How To Survive an EMP Attack

Saturday, September 9th, 2006

David Shenk looks at How To Survive an EMP Attack:

The nightmare scenario is this: A rogue nation like North Korea or a stateless terrorist like Bin Laden gets hold of a nuclear weapon and decides not to drive it into a large city but rather to launch it on a Scud-type missile straight into the atmosphere from a barge off the East Coast. With sufficient megatonnage and sufficient altitude, this single EMP attack could debilitate electrical and computer systems over half the United States, including the entire Eastern Seaboard. No one would be killed by the explosion itself, but tens of thousands could die quickly from electrical malfunctions in hospitals and elsewhere. And while no one can say for sure in advance, many think that the electrical grid could be disabled for months or even years. In an instant, the world’s superpower could become a candle-powered 19th-century museum.

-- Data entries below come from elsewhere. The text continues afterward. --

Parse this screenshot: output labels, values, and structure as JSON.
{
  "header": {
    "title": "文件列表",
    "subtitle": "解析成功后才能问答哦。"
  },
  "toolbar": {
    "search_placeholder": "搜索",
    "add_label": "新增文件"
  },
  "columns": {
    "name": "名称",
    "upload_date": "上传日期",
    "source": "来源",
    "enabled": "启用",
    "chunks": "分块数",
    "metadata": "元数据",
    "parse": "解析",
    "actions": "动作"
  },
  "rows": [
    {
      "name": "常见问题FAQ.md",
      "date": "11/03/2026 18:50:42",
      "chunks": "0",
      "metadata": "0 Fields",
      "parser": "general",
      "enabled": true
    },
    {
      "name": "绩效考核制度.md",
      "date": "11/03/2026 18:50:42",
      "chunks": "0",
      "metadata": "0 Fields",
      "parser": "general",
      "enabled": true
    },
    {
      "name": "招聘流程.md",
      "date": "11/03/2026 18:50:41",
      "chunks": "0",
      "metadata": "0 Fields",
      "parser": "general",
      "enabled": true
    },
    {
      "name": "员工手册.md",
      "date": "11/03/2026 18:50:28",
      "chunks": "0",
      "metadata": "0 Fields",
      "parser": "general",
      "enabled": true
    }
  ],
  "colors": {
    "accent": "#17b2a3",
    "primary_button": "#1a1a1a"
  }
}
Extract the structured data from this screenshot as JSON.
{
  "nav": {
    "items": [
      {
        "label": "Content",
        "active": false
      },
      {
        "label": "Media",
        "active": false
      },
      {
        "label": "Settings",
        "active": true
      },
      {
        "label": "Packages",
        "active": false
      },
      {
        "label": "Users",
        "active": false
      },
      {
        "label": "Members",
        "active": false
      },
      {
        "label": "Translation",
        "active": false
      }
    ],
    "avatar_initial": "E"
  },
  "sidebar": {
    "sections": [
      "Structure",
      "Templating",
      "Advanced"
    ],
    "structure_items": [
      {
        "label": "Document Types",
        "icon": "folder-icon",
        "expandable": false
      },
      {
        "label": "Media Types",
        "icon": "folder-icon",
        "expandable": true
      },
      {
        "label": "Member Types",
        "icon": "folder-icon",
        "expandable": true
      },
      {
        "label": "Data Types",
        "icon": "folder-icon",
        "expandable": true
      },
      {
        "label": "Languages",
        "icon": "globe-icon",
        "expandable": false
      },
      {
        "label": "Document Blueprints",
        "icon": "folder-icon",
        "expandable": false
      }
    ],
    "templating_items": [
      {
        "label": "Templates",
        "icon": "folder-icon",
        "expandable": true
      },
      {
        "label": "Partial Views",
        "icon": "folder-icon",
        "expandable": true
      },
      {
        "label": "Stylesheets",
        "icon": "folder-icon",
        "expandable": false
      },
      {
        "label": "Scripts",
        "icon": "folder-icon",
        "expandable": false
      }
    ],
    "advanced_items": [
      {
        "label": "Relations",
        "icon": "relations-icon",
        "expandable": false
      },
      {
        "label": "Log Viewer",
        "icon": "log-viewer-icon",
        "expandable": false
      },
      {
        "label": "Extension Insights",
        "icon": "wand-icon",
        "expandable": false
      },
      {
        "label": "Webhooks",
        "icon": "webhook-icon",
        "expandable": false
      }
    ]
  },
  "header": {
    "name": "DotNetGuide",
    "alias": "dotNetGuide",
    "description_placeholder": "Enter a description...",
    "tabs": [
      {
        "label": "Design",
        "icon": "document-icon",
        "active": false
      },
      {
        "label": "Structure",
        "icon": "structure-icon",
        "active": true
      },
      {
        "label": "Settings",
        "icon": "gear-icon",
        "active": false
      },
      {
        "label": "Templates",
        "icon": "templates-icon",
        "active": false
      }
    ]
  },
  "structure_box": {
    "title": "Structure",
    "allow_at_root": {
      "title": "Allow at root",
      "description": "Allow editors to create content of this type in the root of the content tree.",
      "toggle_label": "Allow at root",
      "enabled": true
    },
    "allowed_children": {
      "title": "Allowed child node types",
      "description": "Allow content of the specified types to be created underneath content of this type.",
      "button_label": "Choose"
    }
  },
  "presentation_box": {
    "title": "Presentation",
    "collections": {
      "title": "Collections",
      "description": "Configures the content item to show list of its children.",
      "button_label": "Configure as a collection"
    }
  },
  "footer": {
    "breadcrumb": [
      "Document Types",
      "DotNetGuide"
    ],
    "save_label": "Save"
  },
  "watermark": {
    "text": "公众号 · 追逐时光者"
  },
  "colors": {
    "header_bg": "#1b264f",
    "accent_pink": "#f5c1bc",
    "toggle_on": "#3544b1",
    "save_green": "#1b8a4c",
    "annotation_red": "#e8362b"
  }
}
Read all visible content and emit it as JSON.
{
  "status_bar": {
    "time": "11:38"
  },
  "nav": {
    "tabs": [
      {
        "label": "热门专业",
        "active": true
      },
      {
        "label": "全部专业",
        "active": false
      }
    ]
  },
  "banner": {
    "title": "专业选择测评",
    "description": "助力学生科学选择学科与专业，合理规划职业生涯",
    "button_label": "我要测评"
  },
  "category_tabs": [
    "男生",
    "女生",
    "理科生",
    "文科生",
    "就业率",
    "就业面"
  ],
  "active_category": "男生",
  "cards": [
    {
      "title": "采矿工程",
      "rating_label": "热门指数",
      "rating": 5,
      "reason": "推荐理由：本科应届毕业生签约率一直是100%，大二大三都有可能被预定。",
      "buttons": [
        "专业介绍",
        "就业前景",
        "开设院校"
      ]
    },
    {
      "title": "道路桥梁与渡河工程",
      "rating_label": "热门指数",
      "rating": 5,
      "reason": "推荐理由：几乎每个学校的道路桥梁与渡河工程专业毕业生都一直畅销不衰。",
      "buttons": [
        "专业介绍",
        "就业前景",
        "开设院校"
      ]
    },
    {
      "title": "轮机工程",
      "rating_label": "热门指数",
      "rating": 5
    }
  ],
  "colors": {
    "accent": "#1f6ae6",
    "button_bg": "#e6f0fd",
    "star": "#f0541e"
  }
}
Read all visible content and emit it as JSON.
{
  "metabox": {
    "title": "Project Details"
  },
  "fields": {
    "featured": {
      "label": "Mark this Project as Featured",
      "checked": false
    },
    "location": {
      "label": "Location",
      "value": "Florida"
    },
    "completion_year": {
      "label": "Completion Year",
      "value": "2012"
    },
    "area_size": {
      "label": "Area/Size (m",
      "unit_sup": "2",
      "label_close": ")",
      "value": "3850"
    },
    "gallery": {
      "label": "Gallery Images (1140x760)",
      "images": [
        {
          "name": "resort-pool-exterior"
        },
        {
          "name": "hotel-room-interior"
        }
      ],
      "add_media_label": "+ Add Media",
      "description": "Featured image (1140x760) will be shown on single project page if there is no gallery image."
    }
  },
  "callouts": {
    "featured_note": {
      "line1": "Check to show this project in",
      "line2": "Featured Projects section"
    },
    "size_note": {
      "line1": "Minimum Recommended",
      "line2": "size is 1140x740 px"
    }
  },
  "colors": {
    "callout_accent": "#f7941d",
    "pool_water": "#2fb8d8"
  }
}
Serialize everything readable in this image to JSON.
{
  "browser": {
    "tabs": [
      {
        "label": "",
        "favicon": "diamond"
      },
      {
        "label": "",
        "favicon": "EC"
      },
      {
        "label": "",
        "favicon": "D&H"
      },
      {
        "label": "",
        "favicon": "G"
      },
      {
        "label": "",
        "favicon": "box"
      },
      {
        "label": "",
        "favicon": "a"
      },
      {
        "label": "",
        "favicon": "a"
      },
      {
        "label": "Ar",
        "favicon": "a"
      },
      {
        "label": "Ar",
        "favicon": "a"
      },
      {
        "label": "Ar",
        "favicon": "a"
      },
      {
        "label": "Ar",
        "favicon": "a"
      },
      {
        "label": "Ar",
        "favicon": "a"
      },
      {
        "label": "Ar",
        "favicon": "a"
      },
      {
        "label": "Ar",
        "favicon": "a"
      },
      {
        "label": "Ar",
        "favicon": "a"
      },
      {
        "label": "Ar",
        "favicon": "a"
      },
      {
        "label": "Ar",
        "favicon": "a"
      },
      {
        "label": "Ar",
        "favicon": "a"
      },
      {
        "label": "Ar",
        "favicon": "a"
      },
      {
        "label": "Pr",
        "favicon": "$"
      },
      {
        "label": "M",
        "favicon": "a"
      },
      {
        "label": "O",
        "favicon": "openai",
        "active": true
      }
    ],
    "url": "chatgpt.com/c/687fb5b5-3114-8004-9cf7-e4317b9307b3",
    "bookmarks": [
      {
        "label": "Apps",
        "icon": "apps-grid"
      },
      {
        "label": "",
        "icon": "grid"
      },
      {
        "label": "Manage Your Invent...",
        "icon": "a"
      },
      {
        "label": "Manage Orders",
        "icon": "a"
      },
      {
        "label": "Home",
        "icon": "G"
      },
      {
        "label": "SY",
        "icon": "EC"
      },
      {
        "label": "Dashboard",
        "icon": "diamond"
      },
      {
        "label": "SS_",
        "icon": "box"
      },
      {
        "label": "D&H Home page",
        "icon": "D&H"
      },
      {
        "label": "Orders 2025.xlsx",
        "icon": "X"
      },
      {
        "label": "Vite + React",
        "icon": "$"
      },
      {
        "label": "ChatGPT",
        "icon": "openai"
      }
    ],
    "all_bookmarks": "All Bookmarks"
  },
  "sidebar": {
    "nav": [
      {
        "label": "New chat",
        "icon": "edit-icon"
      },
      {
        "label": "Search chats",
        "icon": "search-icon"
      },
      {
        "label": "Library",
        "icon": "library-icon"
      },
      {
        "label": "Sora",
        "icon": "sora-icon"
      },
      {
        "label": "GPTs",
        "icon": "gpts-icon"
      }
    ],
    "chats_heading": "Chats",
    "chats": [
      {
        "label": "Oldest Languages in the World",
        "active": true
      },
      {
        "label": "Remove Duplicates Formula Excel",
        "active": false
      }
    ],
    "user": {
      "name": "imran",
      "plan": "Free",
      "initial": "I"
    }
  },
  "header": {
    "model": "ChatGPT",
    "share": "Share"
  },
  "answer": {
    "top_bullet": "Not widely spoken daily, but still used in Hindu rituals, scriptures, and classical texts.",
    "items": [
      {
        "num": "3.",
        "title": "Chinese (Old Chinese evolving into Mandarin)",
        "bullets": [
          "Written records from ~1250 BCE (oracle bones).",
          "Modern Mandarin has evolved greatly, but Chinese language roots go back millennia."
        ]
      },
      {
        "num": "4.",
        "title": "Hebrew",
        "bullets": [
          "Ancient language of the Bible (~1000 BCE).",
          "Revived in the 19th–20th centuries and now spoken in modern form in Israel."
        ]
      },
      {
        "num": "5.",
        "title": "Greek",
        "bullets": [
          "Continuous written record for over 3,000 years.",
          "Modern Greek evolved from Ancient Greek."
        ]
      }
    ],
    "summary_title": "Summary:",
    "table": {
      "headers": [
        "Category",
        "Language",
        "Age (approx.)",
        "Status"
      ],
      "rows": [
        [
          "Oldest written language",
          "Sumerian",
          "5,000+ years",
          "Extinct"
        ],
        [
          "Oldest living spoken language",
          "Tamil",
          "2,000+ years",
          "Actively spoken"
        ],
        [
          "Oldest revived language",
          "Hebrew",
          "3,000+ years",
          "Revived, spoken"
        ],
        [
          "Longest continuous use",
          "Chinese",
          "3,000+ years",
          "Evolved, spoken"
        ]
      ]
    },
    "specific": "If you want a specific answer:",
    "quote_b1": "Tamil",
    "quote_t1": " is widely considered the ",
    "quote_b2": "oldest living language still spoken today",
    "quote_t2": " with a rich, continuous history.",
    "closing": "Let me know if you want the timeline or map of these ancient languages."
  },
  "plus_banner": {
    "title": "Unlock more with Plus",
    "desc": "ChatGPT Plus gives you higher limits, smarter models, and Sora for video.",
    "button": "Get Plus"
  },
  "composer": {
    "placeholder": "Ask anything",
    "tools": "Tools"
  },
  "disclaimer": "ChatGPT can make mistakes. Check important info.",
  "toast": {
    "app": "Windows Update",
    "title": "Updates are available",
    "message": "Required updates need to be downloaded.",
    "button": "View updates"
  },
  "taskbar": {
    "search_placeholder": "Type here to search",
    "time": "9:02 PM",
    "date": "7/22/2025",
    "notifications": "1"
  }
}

Don’t try to compare this to an ordinary blackout, when an end is always in sight. You have to imagine a s t r e t c h b l a c k o u t—months or years. ATMs, computers, and cars would be parked indefinitely. Cash, bicycles, and bottled water would become the currency of the day. Bloggers would switch to pens and poster board. Families with emergency reserves of cash, food, water, medicine, etc. would be breathing a lot easier than the rest of us. Even when electricity returned, most hard drives would not: Only nonmagnetic backups (paper, CD-R, microfiche, etc.) and specially shielded hard drives would be sure to survive a massive EMP attack.

So, how to you prepare for such an attack?

Short of installing your own ethanol generator and shielding your entire house in lead, what can an individual do to prepare for an EMP or cyberattack? Less than you think. This is a case where we have to rely on the professional paranoids—the software wizards in anonymous Virginia and California office buildings who are devising defenses against all the clever electronic assaults they can imagine. Still, you can take a few precautions. Start with the same disaster kit you should already have handy for other emergencies: nonperishable food, water, flashlight, radio, batteries, medicine, cash (small bills), and so on. Now throw in a regular computer backup—ideally onto a nonmagnetic medium such as CD-R.

I’m not sure his advice is much help.